When it comes to nutrition, this starchy root vegetable is actually loaded with vitamin C, potassium and antioxidants. One cup of ube contains around 140 calories and 40 percent of your daily requirement of vitamin C while the anthocyanin (antioxidant) content may help reduce blood pressure and inflammation and protect against cancer and type 2 diabetes.

Of course, it's only when it's boiled, mashed and cut with sweetened condensed milk that ube gets a bit more caloric, but that's also when the flavor really comes out. Pro-tip: If you've never seen ube being prepared, check out this oddly satisfying video:

So, what about the color?! Believe it or not, that vivid, radiant purple is 100 percent natural.

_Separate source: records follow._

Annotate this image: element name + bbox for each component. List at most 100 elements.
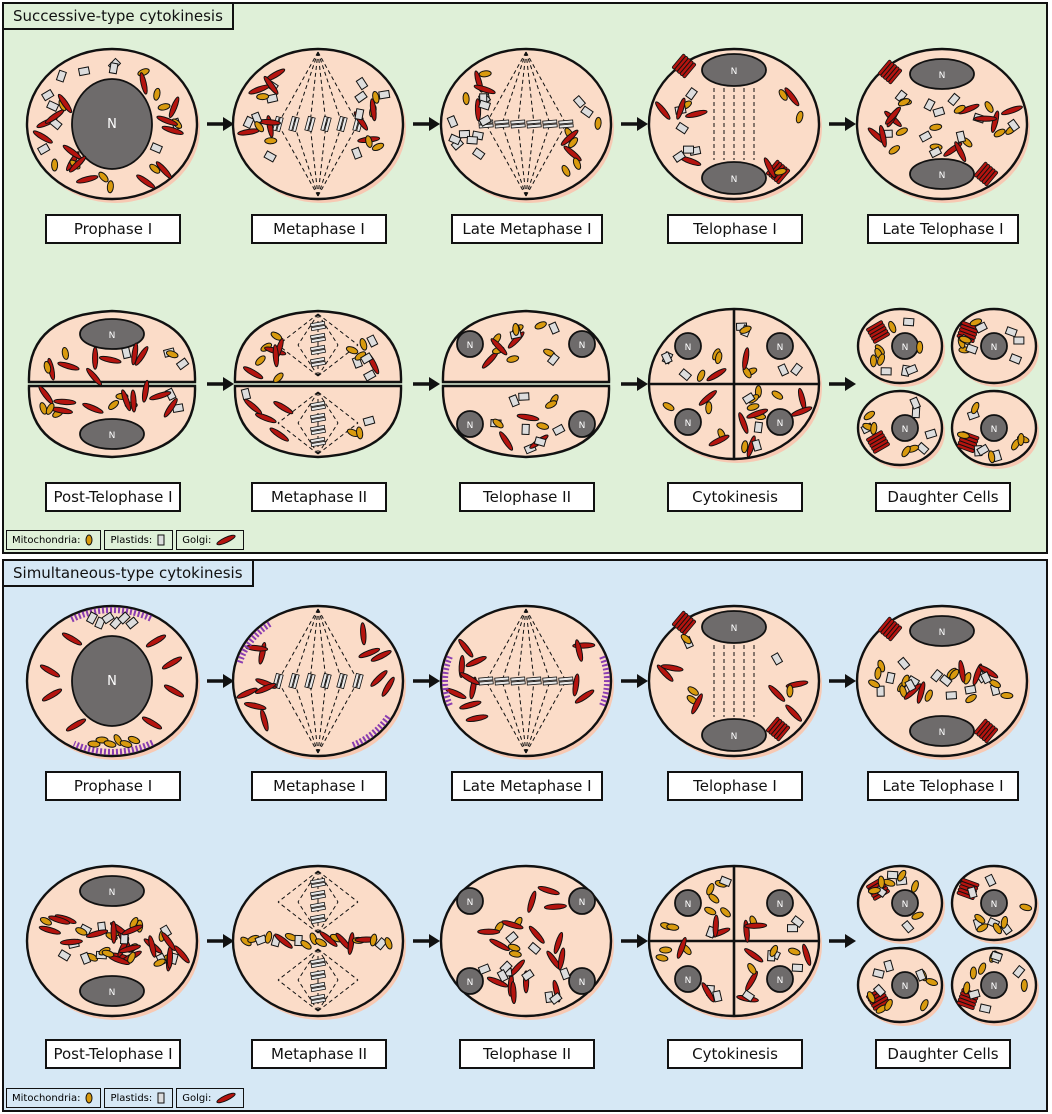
golgi bbox=[269, 427, 289, 442]
golgi-stack bbox=[671, 53, 697, 79]
golgi bbox=[173, 945, 190, 964]
golgi bbox=[274, 933, 293, 949]
nucleus-label: N bbox=[467, 421, 474, 431]
golgi bbox=[701, 982, 715, 1003]
golgi bbox=[53, 398, 77, 406]
golgi bbox=[973, 115, 997, 122]
golgi bbox=[746, 408, 769, 419]
stage-label: Telophase II bbox=[459, 1039, 595, 1069]
plastid bbox=[924, 428, 938, 440]
plastid bbox=[915, 968, 927, 982]
mitochondrion bbox=[929, 123, 943, 131]
legend-label: Golgi: bbox=[182, 534, 212, 546]
nucleus-label: N bbox=[579, 421, 586, 431]
mitochondrion bbox=[976, 923, 989, 933]
mitochondrion bbox=[666, 923, 680, 931]
plastid bbox=[932, 106, 946, 118]
chromosome bbox=[352, 672, 364, 690]
plastid bbox=[559, 967, 571, 981]
golgi-stack bbox=[671, 610, 697, 636]
chromosome bbox=[336, 672, 348, 690]
golgi bbox=[243, 398, 263, 415]
golgi bbox=[370, 670, 388, 687]
mitochondrion bbox=[1019, 903, 1033, 912]
mitochondrion bbox=[746, 403, 760, 411]
plastid bbox=[902, 317, 915, 327]
mitochondrion bbox=[264, 137, 278, 145]
mitochondrion bbox=[371, 142, 385, 152]
plastid bbox=[883, 959, 895, 973]
golgi bbox=[121, 924, 143, 936]
nucleus bbox=[701, 53, 767, 87]
plastid bbox=[478, 99, 492, 111]
stage-label: Daughter Cells bbox=[875, 482, 1011, 512]
chromosome bbox=[526, 676, 542, 686]
chromosome bbox=[310, 981, 326, 993]
plastid bbox=[354, 90, 368, 104]
golgi bbox=[575, 639, 584, 662]
golgi bbox=[59, 938, 83, 946]
chromosome bbox=[494, 119, 510, 129]
mitochondrion bbox=[870, 421, 878, 435]
chromosome bbox=[310, 901, 326, 913]
golgi bbox=[742, 347, 750, 371]
mitochondrion bbox=[659, 946, 673, 954]
golgi bbox=[458, 638, 474, 658]
mitochondrion bbox=[888, 320, 897, 334]
golgi-stack bbox=[866, 320, 890, 344]
cell-1: N bbox=[25, 47, 200, 203]
mitochondrion bbox=[594, 116, 602, 130]
daughter-cell: N bbox=[950, 864, 1039, 944]
golgi bbox=[655, 101, 671, 120]
golgi bbox=[885, 106, 902, 125]
plastid bbox=[508, 394, 520, 408]
golgi bbox=[768, 684, 786, 702]
mitochondrion bbox=[795, 110, 804, 124]
mitochondrion bbox=[365, 135, 373, 148]
cell-5: NN bbox=[855, 604, 1030, 760]
plastid bbox=[928, 146, 943, 159]
plastid bbox=[678, 368, 693, 382]
plastid bbox=[108, 62, 119, 75]
nucleus bbox=[980, 971, 1008, 999]
golgi bbox=[691, 693, 703, 715]
plastid bbox=[79, 951, 92, 965]
golgi bbox=[660, 664, 684, 672]
golgi bbox=[65, 718, 87, 732]
golgi bbox=[381, 676, 395, 697]
stage-label: Late Telophase I bbox=[867, 771, 1019, 801]
mitochondrion bbox=[273, 372, 284, 383]
mitochondrion bbox=[911, 911, 924, 920]
golgi bbox=[508, 959, 525, 978]
plastid bbox=[672, 150, 687, 163]
mitochondria-icon bbox=[85, 1092, 93, 1104]
mitochondrion bbox=[708, 893, 720, 904]
nucleus-label: N bbox=[939, 628, 946, 638]
plastid bbox=[121, 346, 132, 360]
mitochondrion bbox=[956, 431, 970, 439]
golgi bbox=[738, 412, 749, 434]
golgi bbox=[802, 943, 812, 966]
mitochondrion bbox=[534, 321, 547, 330]
stage-label: Post-Telophase I bbox=[45, 482, 181, 512]
golgi bbox=[141, 716, 163, 730]
nucleus-label: N bbox=[991, 900, 998, 910]
plastid bbox=[351, 146, 363, 160]
plastid bbox=[880, 367, 892, 376]
plastid bbox=[753, 421, 764, 434]
nucleus bbox=[71, 78, 153, 170]
golgi bbox=[141, 379, 150, 403]
nucleus bbox=[79, 318, 145, 350]
plastid bbox=[965, 343, 979, 355]
mitochondrion bbox=[43, 360, 52, 374]
nucleus-label: N bbox=[467, 978, 474, 988]
cell-7 bbox=[233, 309, 403, 459]
daughter-cell: N bbox=[856, 307, 945, 387]
mitochondrion bbox=[255, 355, 266, 366]
mitochondrion bbox=[153, 958, 166, 967]
arrow-icon bbox=[413, 117, 440, 131]
daughter-cell: N bbox=[950, 307, 1039, 387]
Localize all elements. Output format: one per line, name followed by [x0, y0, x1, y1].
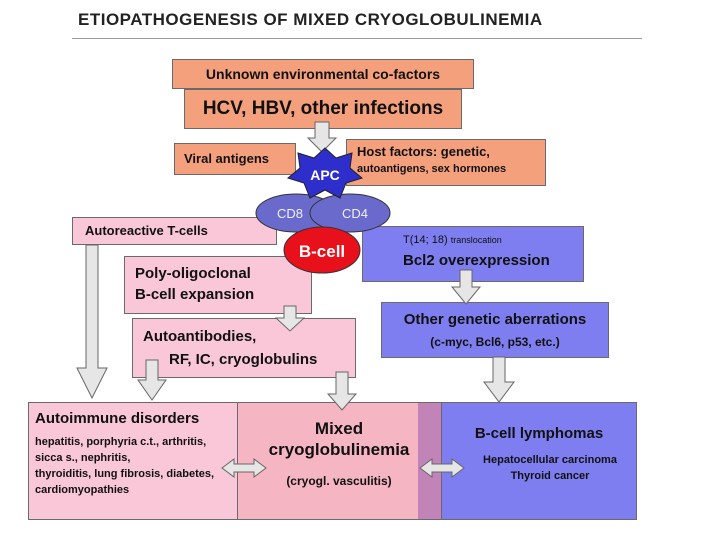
lymphoma-line2: Thyroid cancer	[510, 470, 590, 482]
arrow-t-to-autoimmune	[76, 244, 108, 400]
viral-antigens-label: Viral antigens	[184, 151, 270, 166]
infections-label: HCV, HBV, other infections	[202, 98, 444, 119]
poly-expansion-line2: B-cell expansion	[135, 286, 255, 303]
lymphoma-title: B-cell lymphomas	[474, 425, 604, 442]
arrow-autoab-to-mixed	[326, 371, 358, 411]
other-genetic-line2: (c-myc, Bcl6, p53, etc.)	[430, 335, 560, 349]
host-factors-box: Host factors: genetic, autoantigens, sex…	[346, 139, 546, 186]
title-divider	[72, 38, 642, 39]
bcell-shape	[283, 226, 361, 274]
arrow-autoab-to-autoimmune	[137, 359, 167, 401]
double-arrow-left	[221, 458, 267, 478]
autoreactive-t-label: Autoreactive T-cells	[85, 223, 208, 238]
autoimmune-line: cardiomyopathies	[35, 484, 130, 496]
cd8-label: CD8	[277, 206, 303, 221]
lymphoma-box: B-cell lymphomas Hepatocellular carcinom…	[441, 402, 637, 520]
lymphoma-line1: Hepatocellular carcinoma	[483, 454, 617, 466]
arrow-infections-to-apc	[306, 121, 338, 153]
autoantibodies-line2: RF, IC, cryoglobulins	[169, 351, 318, 368]
bcl2-label: Bcl2 overexpression	[403, 252, 550, 269]
autoimmune-title: Autoimmune disorders	[35, 410, 200, 427]
mixed-line3: (cryogl. vasculitis)	[286, 474, 392, 488]
autoreactive-t-box: Autoreactive T-cells	[72, 217, 277, 245]
host-factors-line1: Host factors: genetic,	[357, 144, 490, 159]
autoimmune-line: thyroiditis, lung fibrosis, diabetes,	[35, 468, 215, 480]
translocation-small: translocation	[450, 235, 502, 245]
apc-cell	[286, 147, 364, 199]
autoimmune-box: Autoimmune disorders hepatitis, porphyri…	[28, 402, 238, 520]
env-cofactors-box: Unknown environmental co-factors	[172, 59, 474, 89]
double-arrow-right	[419, 458, 465, 478]
mixed-line1: Mixed	[314, 419, 364, 438]
cd4-label: CD4	[342, 206, 368, 221]
translocation-label: T(14; 18) translocation	[403, 234, 583, 246]
host-factors-line2: autoantigens, sex hormones	[357, 163, 507, 175]
apc-label: APC	[310, 167, 340, 183]
other-genetic-box: Other genetic aberrations (c-myc, Bcl6, …	[381, 302, 609, 358]
arrow-poly-to-autoab	[274, 305, 306, 332]
cd4-cell	[309, 193, 391, 233]
translocation-main: T(14; 18)	[403, 234, 448, 246]
page-title: ETIOPATHOGENESIS OF MIXED CRYOGLOBULINEM…	[78, 10, 543, 29]
autoantibodies-box: Autoantibodies, RF, IC, cryoglobulins	[132, 318, 356, 378]
arrow-bcl2-to-genetic	[450, 269, 482, 305]
other-genetic-line1: Other genetic aberrations	[403, 311, 587, 328]
autoimmune-line: hepatitis, porphyria c.t., arthritis,	[35, 436, 207, 448]
autoimmune-line: sicca s., nephritis,	[35, 452, 131, 464]
mixed-line2: cryoglobulinemia	[268, 440, 410, 459]
env-cofactors-label: Unknown environmental co-factors	[205, 66, 441, 82]
viral-antigens-box: Viral antigens	[174, 143, 296, 175]
mixed-text: Mixed cryoglobulinemia (cryogl. vasculit…	[244, 418, 434, 488]
bcell-label: B-cell	[299, 242, 345, 261]
poly-expansion-box: Poly-oligoclonal B-cell expansion	[124, 256, 312, 314]
arrow-genetic-to-lymphoma	[483, 356, 515, 403]
translocation-box: T(14; 18) translocation Bcl2 overexpress…	[362, 226, 584, 282]
poly-expansion-line1: Poly-oligoclonal	[135, 265, 251, 282]
autoantibodies-line1: Autoantibodies,	[143, 328, 257, 345]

"One of the main differences between sweet potatoes and ube are the type of antioxidants associated with their color," said dietitian Alanna Cabrero, RDN, in an interview with Women's Health. "While the orange hue of sweet potatoes signals a rich carotenoid content, the purple hue of ube indicates lots of anthocyanins."

No matter how you use it, ube has carved a niche out for itself in both the Philippines and in America as the delicious dessert yam. With such a widespread appreciation for this root, why isn't it more popular in the West? Well, for one thing, it is extremely difficult to find fresh ube in America.

"I've only found it once in the U.S.," said restauranteur Nicole Ponseca, in an interview with Mic. Ponseca adds that most of the ube you find in America is either dehydrated powder, paste or jam. Regardless, people are starting to see ube catch on in America thanks to stores like Trader Joe's, which sells a popular ube ice cream, and purveyors of the gold-covered doughnuts, Miami's Manila Social Club.

Ready to try the Instagrammable purple yam? We recommend you start with ice cream and work your way up to ube Halaya with cheese.